Tag Archives: former Alaska Governor

In Palin We Trust?

In her speech last week at a Wisconsin Right to Life fundraising, Sarah Palin expressed fears over the moving of "In God We Trust" to the edge of American coins.

In her speech last week at a Wisconsin Right to Life fundraiser, Sarah Palin expressed fears over the re-positioning of "In God We Trust" to the edge of American coins, a move passed by Republicans in 2005 and signed into law by President Bush.

Sarah Palin’s crusade for God and country “kicked up another notch” last week after she uncovered a government plot to marginalize God.  Ms. Palin delivered a speech to a Wisconsin Right-to-Life group Friday night, at which she banned all media coverage including personal cameras, cell phones or other recording devices.  The better to speak her mind?

But lo and behold, a group of enterprising reporters including Jonathan Martin from Politico.com found a way in anyway, by forking over the $30 entrance fee and covering the speech the old-fashioned way — with pad and pen.  There was a lot to write about.

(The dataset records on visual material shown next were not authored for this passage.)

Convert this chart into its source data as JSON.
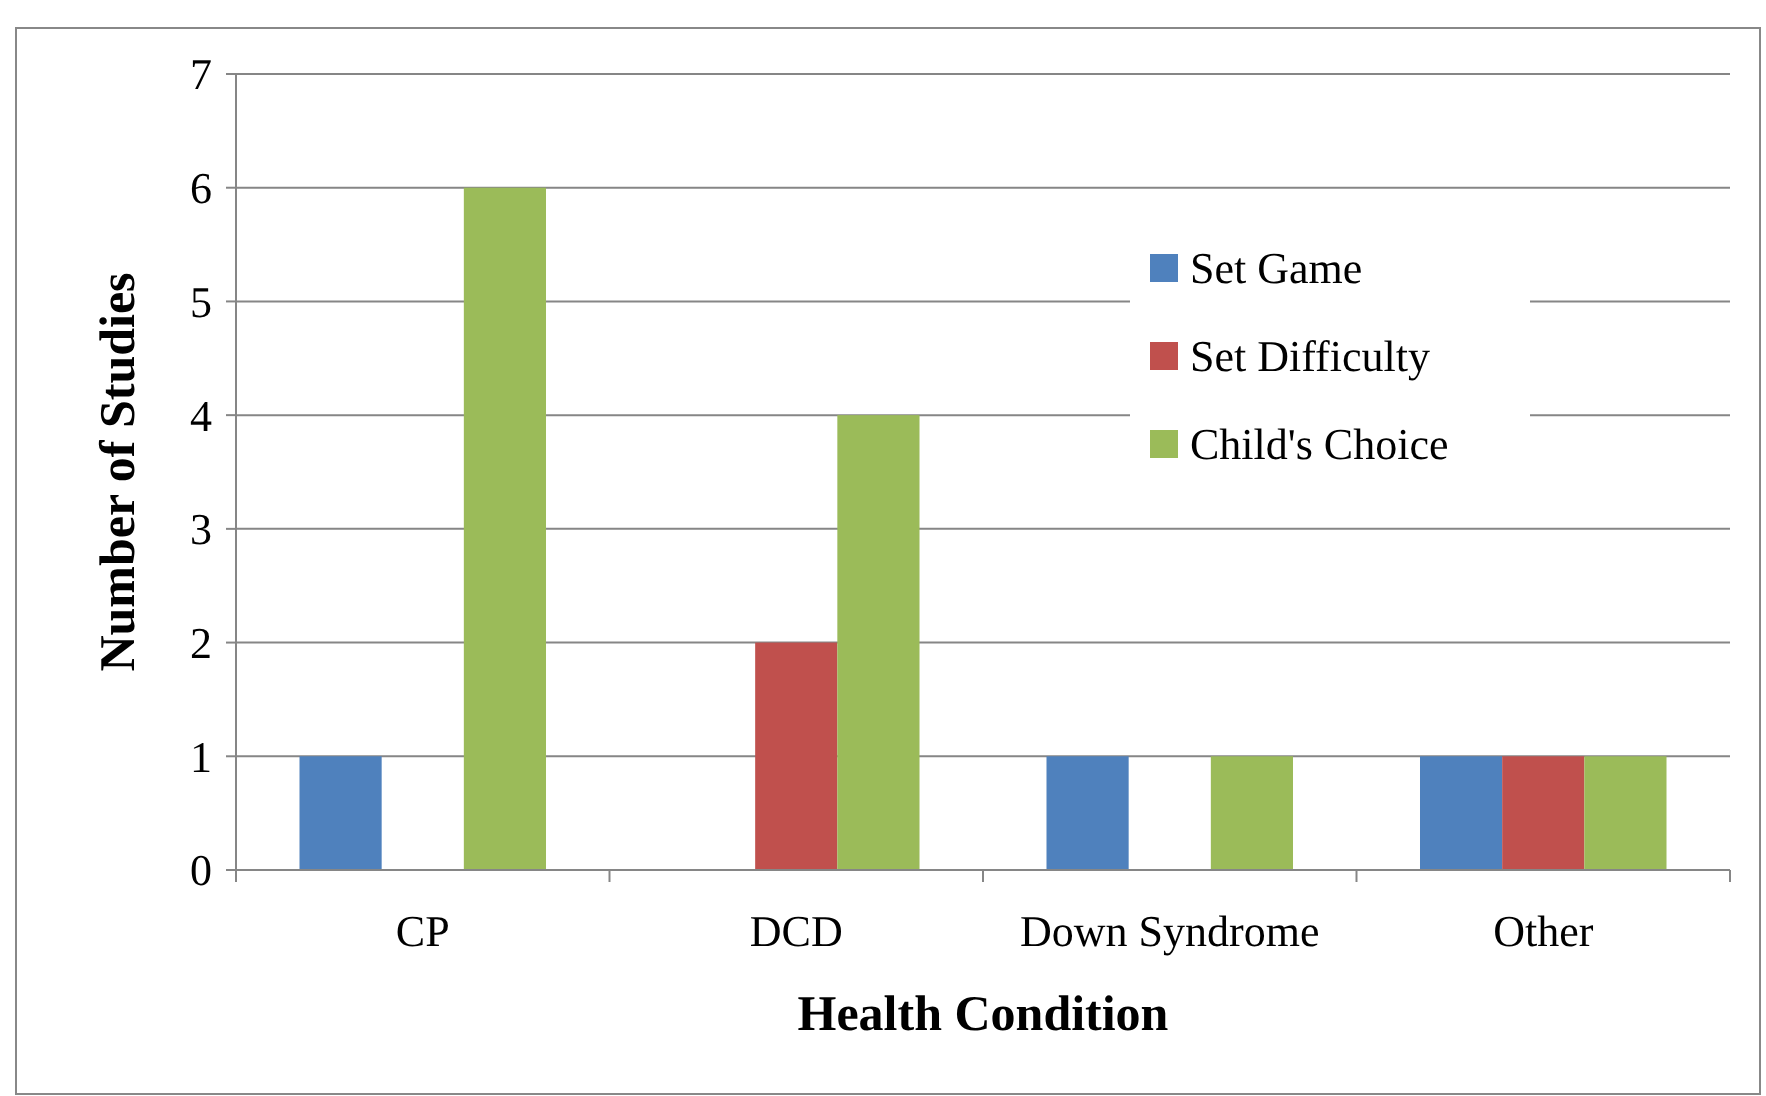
{
  "chart_data": {
    "type": "bar",
    "xlabel": "Health Condition",
    "ylabel": "Number of Studies",
    "categories": [
      "CP",
      "DCD",
      "Down Syndrome",
      "Other"
    ],
    "series": [
      {
        "name": "Set Game",
        "color": "#4f81bd",
        "values": [
          1,
          0,
          1,
          1
        ]
      },
      {
        "name": "Set Difficulty",
        "color": "#c0504d",
        "values": [
          0,
          2,
          0,
          1
        ]
      },
      {
        "name": "Child's Choice",
        "color": "#9bbb59",
        "values": [
          6,
          4,
          1,
          1
        ]
      }
    ],
    "ylim": [
      0,
      7
    ],
    "yticks": [
      0,
      1,
      2,
      3,
      4,
      5,
      6,
      7
    ],
    "grid": "y",
    "legend": "top right"
  }
}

Her speech, says Martin, “often veered into rhetorical culs-de-sac,” wandering “off script to make a point, offering audience members a casual ‘awesome’ or ‘bogus’ in discussing otherwise weighty topics.”  Palin raised the specter of government-backed euthanasia for the elderly and for certain special needs children under health care reform.  What should have been raw meat for this audience, though, elicited only sporadic applause.  “Palin’s extemporaneous and frequently discursive style,” writes Martin, “Was such that she never truly aroused a true-believing crowd.”

But most curious was her rant about the government’s attempt to remove God from the national currency.  She was referring specifically to the new one-dollar coin on which, she said, the familiar phrase “In God We Trust” would no longer be prominently displayed on the face of the coin but instead moved to the outer edge. “It’s a disturbing trend,” she said, implying that the next step is off the coin completely.  “Who calls a shot like that?” she asked, “Who makes a decision like that?”  Could it be Barack Obama? “Unsaid but implied,” writes Martin, “Was that the new Democratic White House was behind such a move to secularize the nation’s currency.”

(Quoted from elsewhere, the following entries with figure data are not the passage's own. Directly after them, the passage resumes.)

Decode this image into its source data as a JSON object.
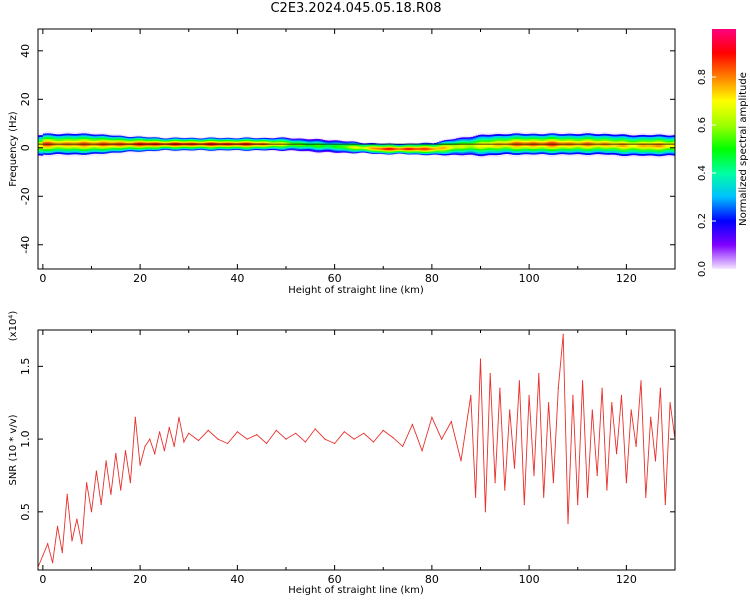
{
  "title": "C2E3.2024.045.05.18.R08",
  "chart_data": [
    {
      "type": "heatmap",
      "xlabel": "Height of straight line (km)",
      "ylabel": "Frequency (Hz)",
      "xlim": [
        -1,
        130
      ],
      "ylim": [
        -50,
        49
      ],
      "xticks": [
        "0",
        "20",
        "40",
        "60",
        "80",
        "100",
        "120"
      ],
      "yticks": [
        "-40",
        "-20",
        "0",
        "20",
        "40"
      ],
      "colorbar": {
        "label": "Normalized spectral amplitude",
        "range": [
          0.0,
          1.0
        ],
        "ticks": [
          "0.0",
          "0.2",
          "0.4",
          "0.6",
          "0.8"
        ],
        "colors": [
          "#f4e6ff",
          "#8000ff",
          "#0000ff",
          "#00c0ff",
          "#00ffa0",
          "#00ff00",
          "#a0ff00",
          "#ffff00",
          "#ff8000",
          "#ff0000",
          "#ff0080"
        ]
      },
      "band": {
        "x": [
          0,
          5,
          10,
          15,
          20,
          25,
          30,
          35,
          40,
          45,
          50,
          55,
          60,
          65,
          70,
          75,
          80,
          85,
          90,
          95,
          100,
          105,
          110,
          115,
          120,
          125,
          130
        ],
        "center_hz": [
          1.5,
          1.5,
          1.5,
          1.5,
          1.5,
          1.5,
          1.5,
          1.5,
          1.5,
          1.5,
          1.5,
          1.0,
          0.5,
          0,
          -0.5,
          -0.5,
          -0.5,
          0.5,
          1.0,
          1.5,
          1.5,
          1.5,
          1.5,
          1.5,
          1.0,
          1.0,
          1.0
        ],
        "halfwidth_hz": [
          5,
          5,
          5,
          4,
          3.5,
          3,
          3,
          3,
          3,
          3,
          3,
          3,
          3,
          2.5,
          2.5,
          2.5,
          3,
          4,
          5,
          5,
          5,
          5,
          5,
          5,
          5,
          5,
          5
        ],
        "peak": [
          0.9,
          0.85,
          0.9,
          0.9,
          0.95,
          0.95,
          0.95,
          0.95,
          0.95,
          0.9,
          0.7,
          0.55,
          0.55,
          0.75,
          0.95,
          0.95,
          0.9,
          0.7,
          0.75,
          0.85,
          0.9,
          0.9,
          0.85,
          0.85,
          0.8,
          0.85,
          0.8
        ]
      }
    },
    {
      "type": "line",
      "xlabel": "Height of straight line (km)",
      "ylabel": "SNR (10 * v/v)",
      "ylabel_multiplier": "(x10⁴)",
      "xlim": [
        -1,
        130
      ],
      "ylim": [
        0.1,
        1.75
      ],
      "xticks": [
        "0",
        "20",
        "40",
        "60",
        "80",
        "100",
        "120"
      ],
      "yticks": [
        "0.5",
        "1.0",
        "1.5"
      ],
      "color": "#e8302c",
      "series": [
        {
          "x": [
            -1,
            0,
            1,
            2,
            3,
            4,
            5,
            6,
            7,
            8,
            9,
            10,
            11,
            12,
            13,
            14,
            15,
            16,
            17,
            18,
            19,
            20,
            21,
            22,
            23,
            24,
            25,
            26,
            27,
            28,
            29,
            30,
            32,
            34,
            36,
            38,
            40,
            42,
            44,
            46,
            48,
            50,
            52,
            54,
            56,
            58,
            60,
            62,
            64,
            66,
            68,
            70,
            72,
            74,
            76,
            78,
            80,
            82,
            84,
            86,
            88,
            89,
            90,
            91,
            92,
            93,
            94,
            95,
            96,
            97,
            98,
            99,
            100,
            101,
            102,
            103,
            104,
            105,
            106,
            107,
            108,
            109,
            110,
            111,
            112,
            113,
            114,
            115,
            116,
            117,
            118,
            119,
            120,
            121,
            122,
            123,
            124,
            125,
            126,
            127,
            128,
            129,
            130
          ],
          "y": [
            0.12,
            0.2,
            0.28,
            0.15,
            0.4,
            0.22,
            0.62,
            0.3,
            0.45,
            0.28,
            0.7,
            0.5,
            0.78,
            0.55,
            0.85,
            0.62,
            0.9,
            0.65,
            0.92,
            0.7,
            1.15,
            0.82,
            0.95,
            1.0,
            0.9,
            1.05,
            0.92,
            1.08,
            0.95,
            1.15,
            0.98,
            1.04,
            0.99,
            1.06,
            1.0,
            0.97,
            1.05,
            1.0,
            1.03,
            0.97,
            1.06,
            1.0,
            1.04,
            0.98,
            1.07,
            1.0,
            0.97,
            1.05,
            1.0,
            1.04,
            0.98,
            1.06,
            1.01,
            0.95,
            1.1,
            0.92,
            1.15,
            1.0,
            1.12,
            0.85,
            1.3,
            0.6,
            1.55,
            0.5,
            1.45,
            0.7,
            1.35,
            0.65,
            1.2,
            0.8,
            1.4,
            0.55,
            1.3,
            0.75,
            1.45,
            0.6,
            1.25,
            0.7,
            1.35,
            1.72,
            0.42,
            1.3,
            0.55,
            1.4,
            0.6,
            1.2,
            0.75,
            1.35,
            0.65,
            1.25,
            0.9,
            1.3,
            0.7,
            1.2,
            0.95,
            1.4,
            0.6,
            1.15,
            0.85,
            1.35,
            0.55,
            1.25,
            1.0
          ]
        }
      ]
    }
  ]
}
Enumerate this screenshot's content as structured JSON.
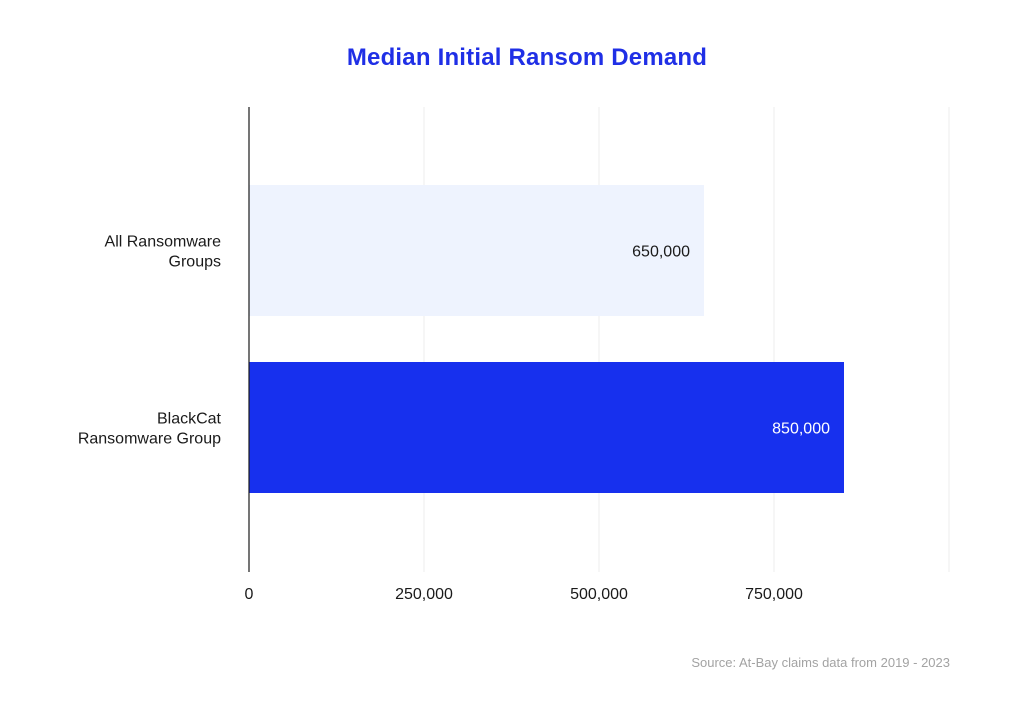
{
  "chart_data": {
    "type": "bar",
    "orientation": "horizontal",
    "title": "Median Initial Ransom Demand",
    "categories": [
      "All Ransomware Groups",
      "BlackCat Ransomware Group"
    ],
    "category_lines": [
      [
        "All Ransomware",
        "Groups"
      ],
      [
        "BlackCat",
        "Ransomware Group"
      ]
    ],
    "values": [
      650000,
      850000
    ],
    "value_labels": [
      "650,000",
      "850,000"
    ],
    "bar_colors": [
      "#eef3fe",
      "#1730ee"
    ],
    "label_colors": [
      "#1a1a1a",
      "#ffffff"
    ],
    "xlim": [
      0,
      1000000
    ],
    "x_ticks": [
      0,
      250000,
      500000,
      750000,
      1000000
    ],
    "x_tick_labels": [
      "0",
      "250,000",
      "500,000",
      "750,000",
      ""
    ],
    "grid": true,
    "xlabel": "",
    "ylabel": ""
  },
  "source_note": "Source: At-Bay claims data from 2019 - 2023",
  "colors": {
    "title": "#1f2fe6",
    "axis": "#1a1a1a",
    "grid": "#ececec",
    "source": "#a3a3a3"
  }
}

As they say, don’t let the facts get in the way. For the record: Barack Obama had nothing to do with it. The legislation which inspired the U.S. Mint to move the phrase was passed by the Republican Congress of 2005 and signed by President Bush.  The law was rescinded by the Senate in 2007 in a bill backed by Republican Brownback of Kansas and Democrat Byrd of West Virginia.

With a new book on the way, it’s not surprising that the former Alaska Governor is more visible of late.  It would be more surprising if she truly believes she can “go rogue” – as in, say whatever she pleases to friendly audiences and, like a tree falling in the forest, hope no one else hears.